Honda Motors Focuses on Hybrids
Honda Motor Company (HMC) is expanding its business in Asia, growing its global network to increase efficiency and introducing new products to satisfy local markets. Further, capacity expansion plans in Asia and a new sales strategy in Japan inspire optimism about Honda's future prospects.
However, rising raw material prices and selling & administrative expenses are likely to pressure margins. Moreover, unfavorable currency exchange rates, flat-to-lower sales in its key markets (North America) and increased competition will threaten HMC's global competitive position. Therefore, we maintain our Hold rating with a six-month target price of $35.50. This is 13.1x our 2009 EPADR estimate.
By 2010, Honda expects global automobile sales to reach 5 million units. The company expects to sell at least 18 million motorcycles and more than 7 million units of power products in 2010. Honda is planning the introduction and/or production of a number of products that would improve market share and profitability.
To improve the fuel efficiency of its U.S. model, the company plans to launch a new gas-electric hybrid engine as well as diesel-powered versions of its larger vehicles. To boost sales of hybrid cars globally, HMC plans to roll out cut-rate model cars costing 200,000 yen more than their gas-powered counterparts. It recently launched its first hybrid car -- the Civic Hybrid -- in India. The company expects hybrid car sales to increase from 400,000 to 500,000 units a year by 2010. The company plans to develop compact hybrid cars and launch these in 2010.

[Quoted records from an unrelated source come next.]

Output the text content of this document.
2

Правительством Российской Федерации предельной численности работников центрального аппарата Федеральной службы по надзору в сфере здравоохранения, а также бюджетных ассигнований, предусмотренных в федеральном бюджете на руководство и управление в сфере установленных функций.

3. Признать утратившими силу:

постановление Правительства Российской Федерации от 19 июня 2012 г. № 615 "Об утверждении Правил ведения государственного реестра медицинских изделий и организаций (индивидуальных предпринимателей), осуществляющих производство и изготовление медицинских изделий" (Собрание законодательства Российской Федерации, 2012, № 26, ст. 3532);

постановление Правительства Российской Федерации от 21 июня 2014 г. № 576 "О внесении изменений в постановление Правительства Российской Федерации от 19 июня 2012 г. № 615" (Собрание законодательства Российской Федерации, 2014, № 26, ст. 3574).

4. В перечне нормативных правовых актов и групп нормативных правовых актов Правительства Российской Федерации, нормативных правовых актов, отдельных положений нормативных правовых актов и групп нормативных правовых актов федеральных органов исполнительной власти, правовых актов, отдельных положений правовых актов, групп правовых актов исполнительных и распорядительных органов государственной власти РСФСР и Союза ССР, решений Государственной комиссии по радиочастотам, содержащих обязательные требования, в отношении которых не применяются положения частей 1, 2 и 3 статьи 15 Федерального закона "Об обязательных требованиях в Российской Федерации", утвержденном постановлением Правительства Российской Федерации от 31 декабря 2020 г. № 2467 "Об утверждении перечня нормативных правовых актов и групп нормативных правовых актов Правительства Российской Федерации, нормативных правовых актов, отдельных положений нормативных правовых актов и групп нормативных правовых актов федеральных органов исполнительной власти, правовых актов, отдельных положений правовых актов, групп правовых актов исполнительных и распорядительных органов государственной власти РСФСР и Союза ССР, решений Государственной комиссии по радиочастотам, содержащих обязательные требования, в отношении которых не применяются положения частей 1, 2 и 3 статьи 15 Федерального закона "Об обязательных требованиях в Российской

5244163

Currently, ADRs of Honda are trading at 12.3x our 2009 EPADR estimate of $2.70. We believe the Honda stock has significant upside, given HMC's technological leadership and global production capabilities.
Expect Margin Pressure for NVIDIA
Product-related issues for NVIDIA (NVDA) such as the transition from the G80 to G92 series and the recently discovered failure of certain notebook products will pressure gross margins, which we believe will continue for few quarters. We therefore maintain a Hold rating on the shares.
To remain competitive, NVIDIA has invested heavily in research and development, which increased 25.0% in fiscal 2008 and 38.2% in the first quarter of fiscal 2009, and may require more investment, which could further dampen margins. In addition, NVIDIA faces risks associated with international operations as nearly 92% of fiscal 2008 revenue has been from businesses outside the U.S.
Shares of NVIDIA are currently trading at 11.3x our reduced fiscal 2009 EPS estimate of $1.11. We lower our estimates for the second quarter and full fiscal year 2009 and 2010.